The Debrief: Thanks to his wide appeal, gay people who face death in across the world can feel just a little bit of kinship, but it's unlikely he'll change much else...
Sam Smith may have pissed off a lot of gay people – and straight, and everything inbetween – when he said he ‘hates’ disco, but he’s tried to redeem himself among the community he seemed to distance himself from shortly after coming out.
In an attempt to clarify comments he’d made in 2014 about not wanting to simply be a spokesperson for the gay community, he said: ‘I’m a gay man who came out when I was 10 years old, and there’s nothing in my life that I’m prouder of.
‘What I was trying to say was that I didn’t want the album to appeal to just one community, I wanted it to appeal to all of them. I wanted anyone, gay or straight, to be able to relate to me singing about men, like I was able to relate to Stevie Wonder or John Legend singing about girls.’
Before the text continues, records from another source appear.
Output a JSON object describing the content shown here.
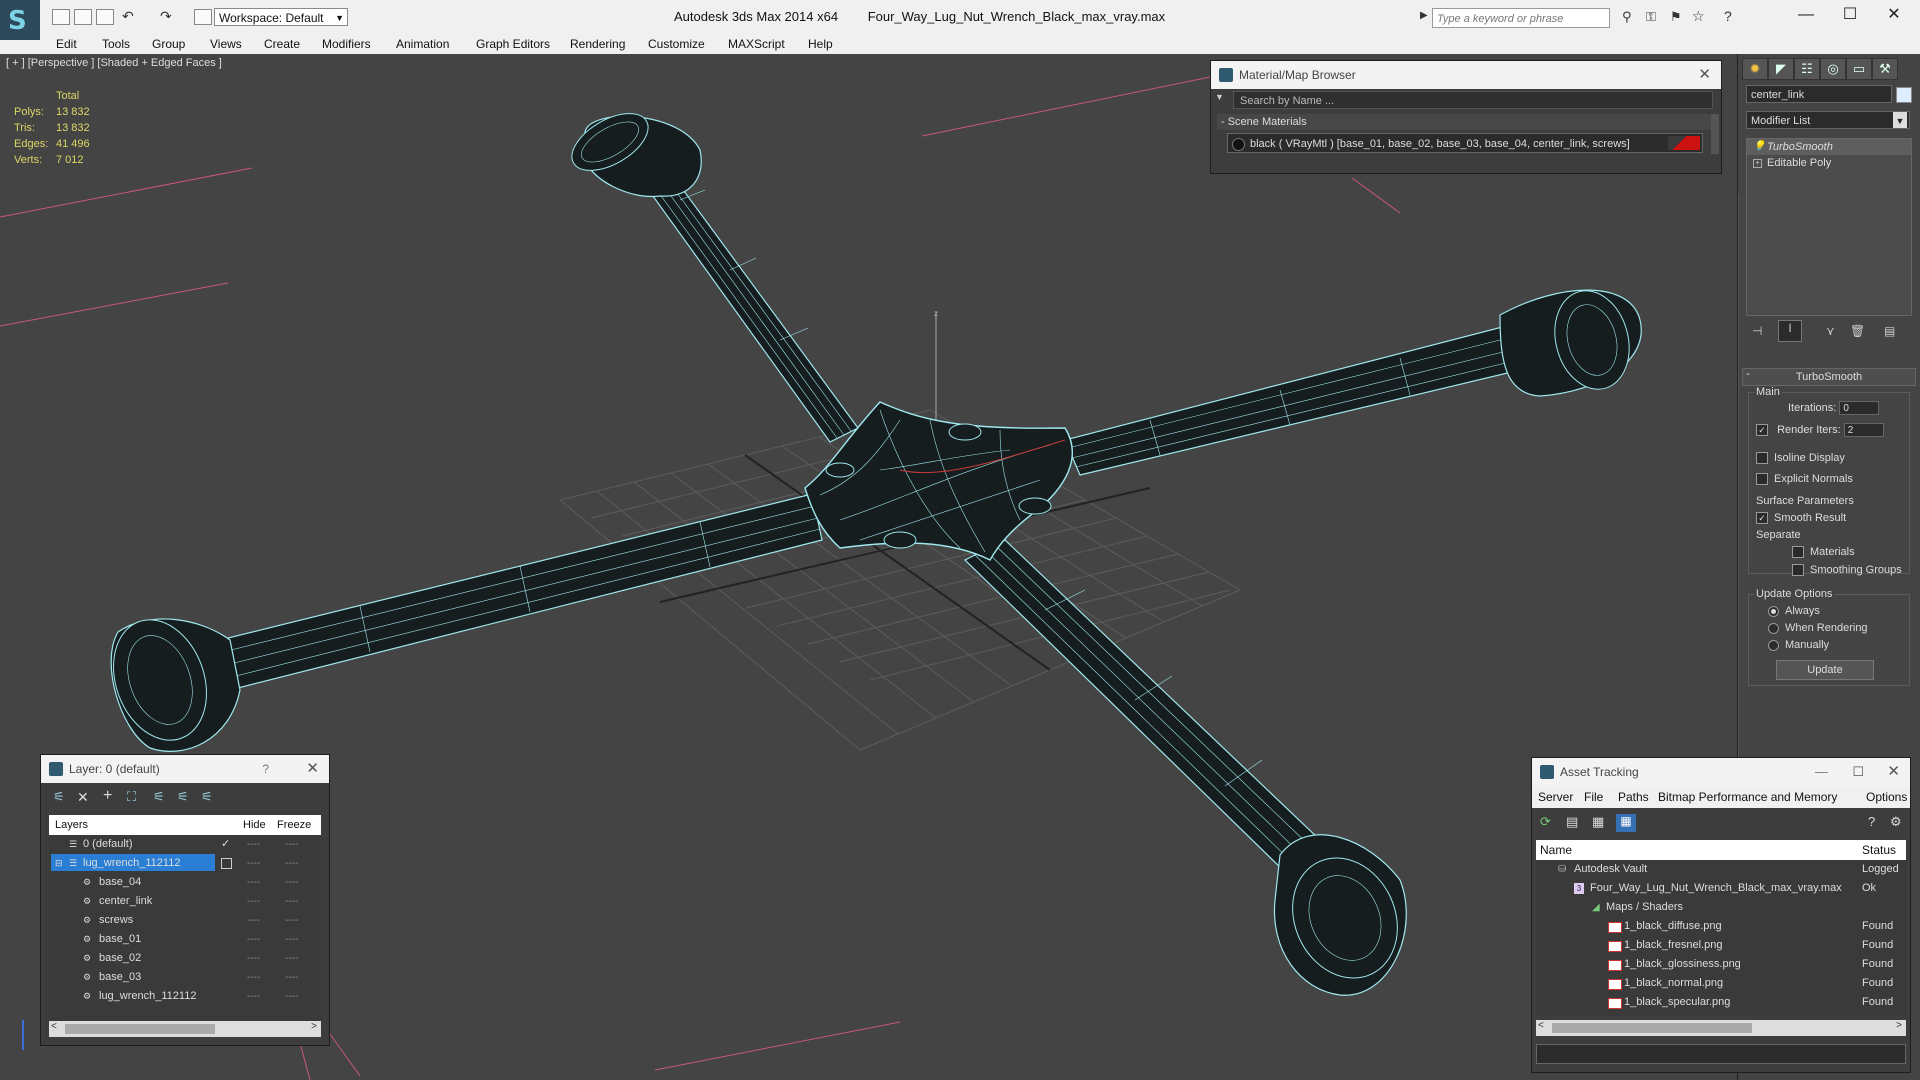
{
  "titlebar": {
    "app_title": "Autodesk 3ds Max  2014 x64",
    "file_title": "Four_Way_Lug_Nut_Wrench_Black_max_vray.max",
    "workspace": "Workspace: Default",
    "search_placeholder": "Type a keyword or phrase"
  },
  "menu": [
    "Edit",
    "Tools",
    "Group",
    "Views",
    "Create",
    "Modifiers",
    "Animation",
    "Graph Editors",
    "Rendering",
    "Customize",
    "MAXScript",
    "Help"
  ],
  "viewport": {
    "label": "[ + ] [Perspective ] [Shaded + Edged Faces ]",
    "stats": {
      "header": "Total",
      "rows": [
        {
          "k": "Polys:",
          "v": "13 832"
        },
        {
          "k": "Tris:",
          "v": "13 832"
        },
        {
          "k": "Edges:",
          "v": "41 496"
        },
        {
          "k": "Verts:",
          "v": "7 012"
        }
      ]
    },
    "axis_label": "z"
  },
  "material_browser": {
    "title": "Material/Map Browser",
    "search_placeholder": "Search by Name ...",
    "section": "- Scene Materials",
    "material_entry": "black  ( VRayMtl )  [base_01, base_02, base_03, base_04, center_link, screws]",
    "swatch_color": "#cc1111"
  },
  "command_panel": {
    "object_name": "center_link",
    "modifier_list": "Modifier List",
    "stack": [
      "TurboSmooth",
      "Editable Poly"
    ],
    "rollout_title": "TurboSmooth",
    "main_label": "Main",
    "iterations_label": "Iterations:",
    "iterations_value": "0",
    "render_iters_label": "Render Iters:",
    "render_iters_value": "2",
    "isoline": "Isoline Display",
    "explicit": "Explicit Normals",
    "surface_label": "Surface Parameters",
    "smooth_result": "Smooth Result",
    "separate_label": "Separate",
    "materials": "Materials",
    "smoothing_groups": "Smoothing Groups",
    "update_label": "Update Options",
    "always": "Always",
    "when_rendering": "When Rendering",
    "manually": "Manually",
    "update_button": "Update"
  },
  "layer_panel": {
    "title": "Layer: 0 (default)",
    "help": "?",
    "col_layers": "Layers",
    "col_hide": "Hide",
    "col_freeze": "Freeze",
    "rows": [
      "0 (default)",
      "lug_wrench_112112",
      "base_04",
      "center_link",
      "screws",
      "base_01",
      "base_02",
      "base_03",
      "lug_wrench_112112"
    ],
    "dash": "----"
  },
  "asset_panel": {
    "title": "Asset Tracking",
    "menu": [
      "Server",
      "File",
      "Paths",
      "Bitmap Performance and Memory",
      "Options"
    ],
    "col_name": "Name",
    "col_status": "Status",
    "rows": [
      {
        "name": "Autodesk Vault",
        "status": "Logged"
      },
      {
        "name": "Four_Way_Lug_Nut_Wrench_Black_max_vray.max",
        "status": "Ok"
      },
      {
        "name": "Maps / Shaders",
        "status": ""
      },
      {
        "name": "1_black_diffuse.png",
        "status": "Found"
      },
      {
        "name": "1_black_fresnel.png",
        "status": "Found"
      },
      {
        "name": "1_black_glossiness.png",
        "status": "Found"
      },
      {
        "name": "1_black_normal.png",
        "status": "Found"
      },
      {
        "name": "1_black_specular.png",
        "status": "Found"
      }
    ]
  },
  "colors": {
    "wire": "#9fe8ee",
    "selected_layer": "#2a7fd4",
    "stats": "#d8d865"
  }
}
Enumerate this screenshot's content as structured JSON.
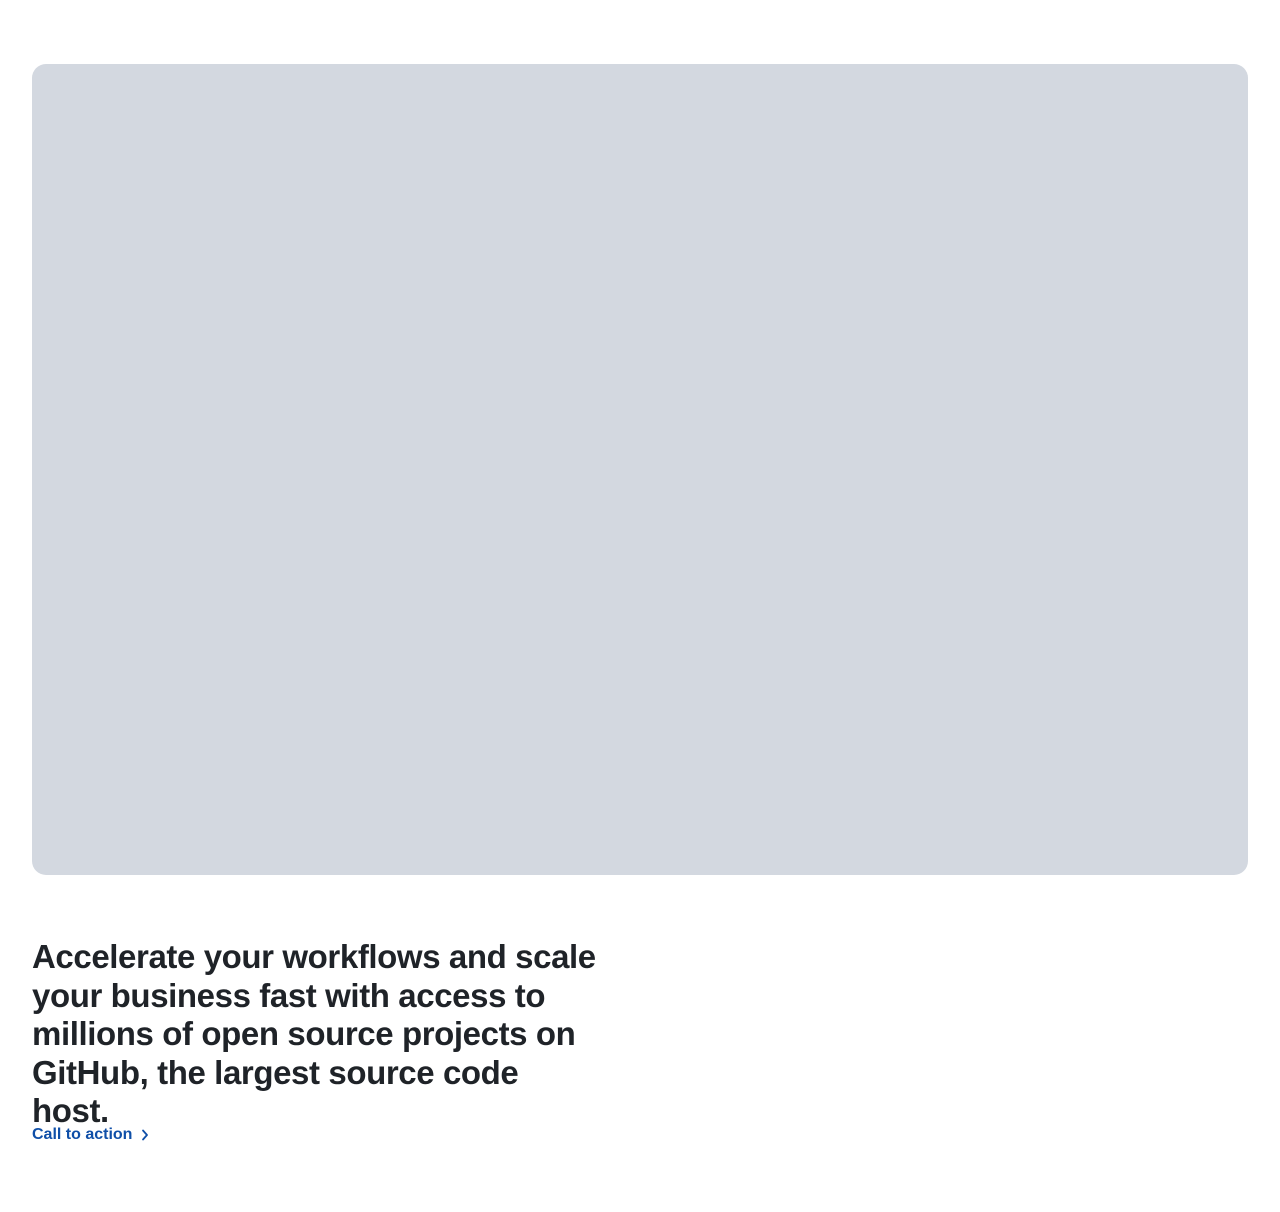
{
  "hero": {
    "headline": "Accelerate your workflows and scale your business fast with access to millions of open source projects on GitHub, the largest source code host.",
    "cta_label": "Call to action",
    "cta_icon": "chevron-right-icon"
  },
  "colors": {
    "placeholder_bg": "#d3d8e0",
    "text": "#1f2328",
    "link": "#0f4fa8"
  }
}
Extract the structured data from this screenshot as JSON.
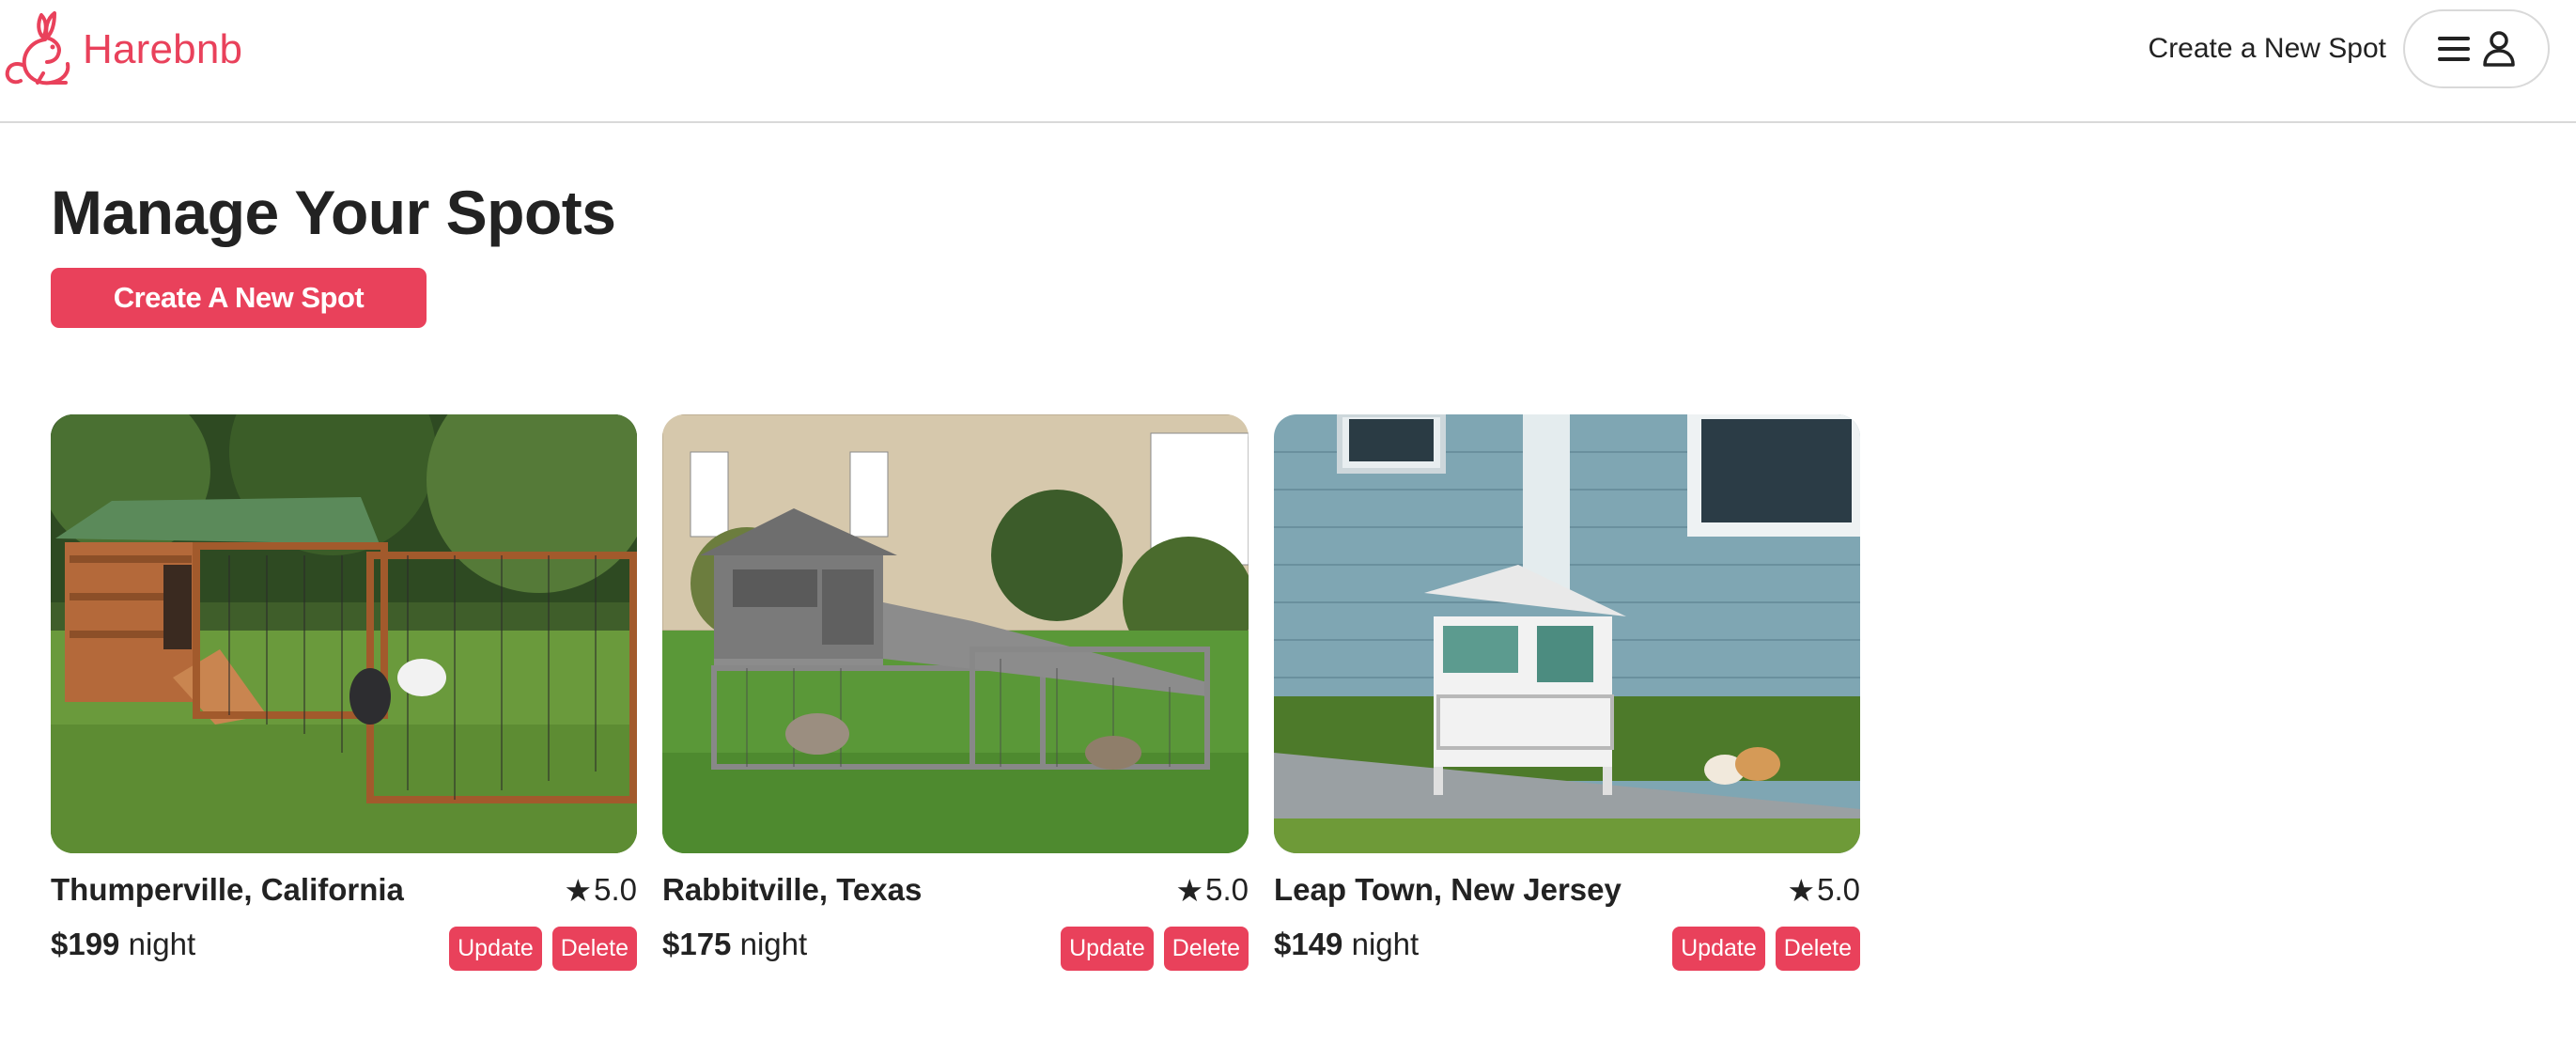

He continued: ‘I want to be a spokesperson,’ he told NME. ‘I want to be a figure in the gay community, who speaks for gay men. I sell records in countries where gay men get killed and that’s a big thing for me, because maybe one person in that country will pick up my album, realise it’s by a gay artist, and it might change their opinion.’
It’s a great idea – and it’s pretty sweet that gay people can pick up his album in these countries (or, let’s face it, stream it on Spotify or buy it via iTunes. These countries might be backward enough to not accept LGBT people, but come on, their technology sure belongs in 2015) and feel part of something that speaks to them.
Despite it being called In The Lonely Hour, it’s probably some gay people’s least lonely hour-and-a-bit of soulful easy listening.
However, thinking that being an internationally popular gay musician qualifies you to makes lives better is a little naïve. After all, Elton John is big in Russia. He’s made oodles of money over there and recently said he’d like to discuss LGBT rights in the country – where ‘propaganda’ about gay people was outlawed in 2013, leading to widespread persecution and vigilante attacks against anyone daring to seem a little bit gay.
He even claimed he’d spoken to Putin. But after a radio show pranking Elton by pretending to be Russia’s president, who does, IRL, love Elton John’s music, he only made a short phone call to Elton. He then got his spokesperson to say he’s just a bit too busy to talk it through right now.
His spokesperson said, after a brief phone call between Elton and Vladimir: ‘Putin said he knows how popular a performer Elton John is. If in the future their schedules allow, he’s ready to meet with him and discuss any questions that interest him.’
Bearing in mind Elton first performed in Russia in 1979, a whopping 23 years before Sam Smith – only 23 himself – was born, it looks like he’s got a little way to go before making actual real change in some of the more bigoted countries he sells records in.